Les syndromes liés à d’autres auto-anticorps sont de plus en plus reconnus. Ces diagnostics doivent toujours être pris en compte en cas de troubles du mouvement, de convulsions, d’altérations cognitives importantes, de problèmes autonomes ou de résistances aux traitements. Il se pourrait qu’à terme le dépistage systématique de ces maladies auto-immunes s’étende à toutes les premières manifestations de la psychose.
Le diagnostic repose sur la détection d’auto-anticorps (leur présence dans le liquide céphalo-rachidien est plus spécifique que dans le sang), sur des études d’imagerie (même si l’IRM peut être normale) et sur le jugement clinique. Le traitement se concentre sur l’immunosuppression, les soins de soutien et l’exclusion ou l’identification et le traitement de toute tumeur sous-jacente.

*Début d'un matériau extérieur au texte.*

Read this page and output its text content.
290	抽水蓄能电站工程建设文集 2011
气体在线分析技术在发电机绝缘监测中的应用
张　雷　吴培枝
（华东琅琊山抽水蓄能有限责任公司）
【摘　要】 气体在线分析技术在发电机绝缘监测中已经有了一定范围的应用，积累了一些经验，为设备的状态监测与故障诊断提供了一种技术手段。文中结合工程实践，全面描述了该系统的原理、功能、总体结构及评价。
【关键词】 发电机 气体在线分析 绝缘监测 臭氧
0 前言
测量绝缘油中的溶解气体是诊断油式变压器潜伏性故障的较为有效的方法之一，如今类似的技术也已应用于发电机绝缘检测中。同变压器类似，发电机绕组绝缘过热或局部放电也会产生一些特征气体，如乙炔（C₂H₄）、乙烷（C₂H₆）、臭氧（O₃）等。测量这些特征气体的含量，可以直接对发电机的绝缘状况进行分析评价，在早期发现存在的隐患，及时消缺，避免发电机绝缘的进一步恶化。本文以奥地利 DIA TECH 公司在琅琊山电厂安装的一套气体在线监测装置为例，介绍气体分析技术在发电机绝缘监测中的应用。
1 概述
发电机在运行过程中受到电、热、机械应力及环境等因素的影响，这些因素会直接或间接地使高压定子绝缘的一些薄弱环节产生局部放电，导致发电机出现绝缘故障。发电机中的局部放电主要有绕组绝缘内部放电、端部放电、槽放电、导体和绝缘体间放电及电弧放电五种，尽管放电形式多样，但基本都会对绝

L’encéphalite limbique est également un diagnostic différentiel possible dès les premières manifestations de psychose chez la personne âgée, lorsqu’une tumeur maligne est plus probable. À mesure que l’on vieillit, la possibilité que la psychose soit due à une maladie neurodégénérative augmente également.

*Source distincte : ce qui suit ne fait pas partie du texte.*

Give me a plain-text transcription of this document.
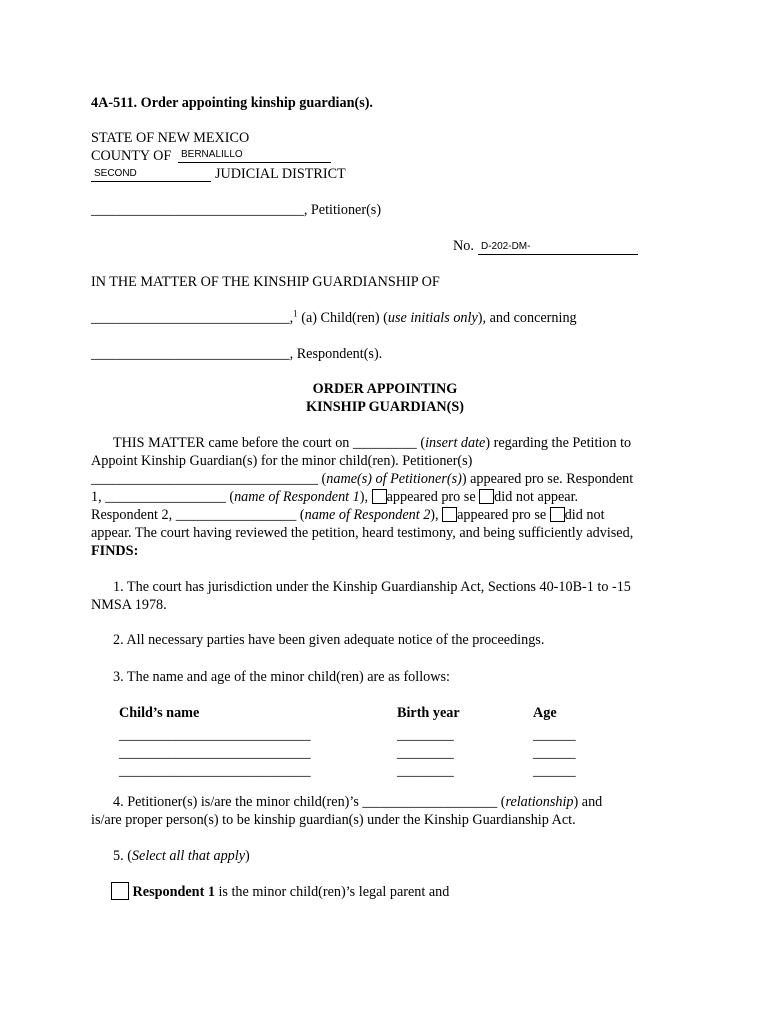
4A-511. Order appointing kinship guardian(s).
STATE OF NEW MEXICO
COUNTY OF BERNALILLO
SECOND	JUDICIAL DISTRICT
______________________________, Petitioner(s)
No. D-202-DM-
IN THE MATTER OF THE KINSHIP GUARDIANSHIP OF
____________________________,$^1$ (a) Child(ren) (use initials only), and concerning
____________________________, Respondent(s).
ORDER APPOINTING
KINSHIP GUARDIAN(S)
THIS MATTER came before the court on _________ (insert date) regarding the Petition to
Appoint Kinship Guardian(s) for the minor child(ren). Petitioner(s)
________________________________ (name(s) of Petitioner(s)) appeared pro se. Respondent
1, _________________ (name of Respondent 1), appeared pro se did not appear.
Respondent 2, _________________ (name of Respondent 2), appeared pro se did not
appear. The court having reviewed the petition, heard testimony, and being sufficiently advised,
FINDS:
1. The court has jurisdiction under the Kinship Guardianship Act, Sections 40-10B-1 to -15
NMSA 1978.
2. All necessary parties have been given adequate notice of the proceedings.
3. The name and age of the minor child(ren) are as follows:
Child’s name	Birth year	Age
___________________________	________	______
___________________________	________	______
___________________________	________	______
4. Petitioner(s) is/are the minor child(ren)’s ___________________ (relationship) and
is/are proper person(s) to be kinship guardian(s) under the Kinship Guardianship Act.
5. (Select all that apply)
Respondent 1 is the minor child(ren)’s legal parent and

Les hallucinations visuelles peuvent suggérer une démence à corps de Lewy, qui peut facilement être confondue avec un délire.
De même, il est de plus en plus reconnu que certaines mutations génétiques responsables de la démence frontotemporale peuvent initialement se manifester par une psychose, en particulier des délires de persécution et des hallucinations auditives.
L’association classique est avec la mutation C9orf72 (pour laquelle il existe une méthode de détection) ; On peut s’attendre à de mauvaises performances aux tests cognitifs, à des antécédents de désinhibition et de changement de personnalité, ainsi qu’à une IRM montrant une atrophie frontale localisée.
Conclusion |
Cet article s’est concentré sur les cas dans lesquels les symptômes psychiatriques résultent de maladies déjà existantes et détectables avec un indice raisonnable de suspicion. Cependant, il y aura toujours des cas dans lesquels seul le temps révélera qu’un processus physiopathologique sous-jacent a initialement produit des symptômes psychiatriques, avant d’autres manifestations.
Ces cas soulignent l’importance de la volonté de réexaminer les diagnostics si les manifestations cliniques changent et si des symptômes inattendus apparaissent. De même, des symptômes hautement évocateurs d’une base « organique » (apparition rapide, désorientation ou symptômes fluctuants) peuvent apparaître à la suite d’une détresse psychologique, d’un manque de sommeil ou d’une privation sensorielle dans le contexte d’un cerveau « normal ».
Parfois, seuls le temps et l’ouverture d’esprit des psychiatres et des cliniciens permettront d’établir un diagnostic clair.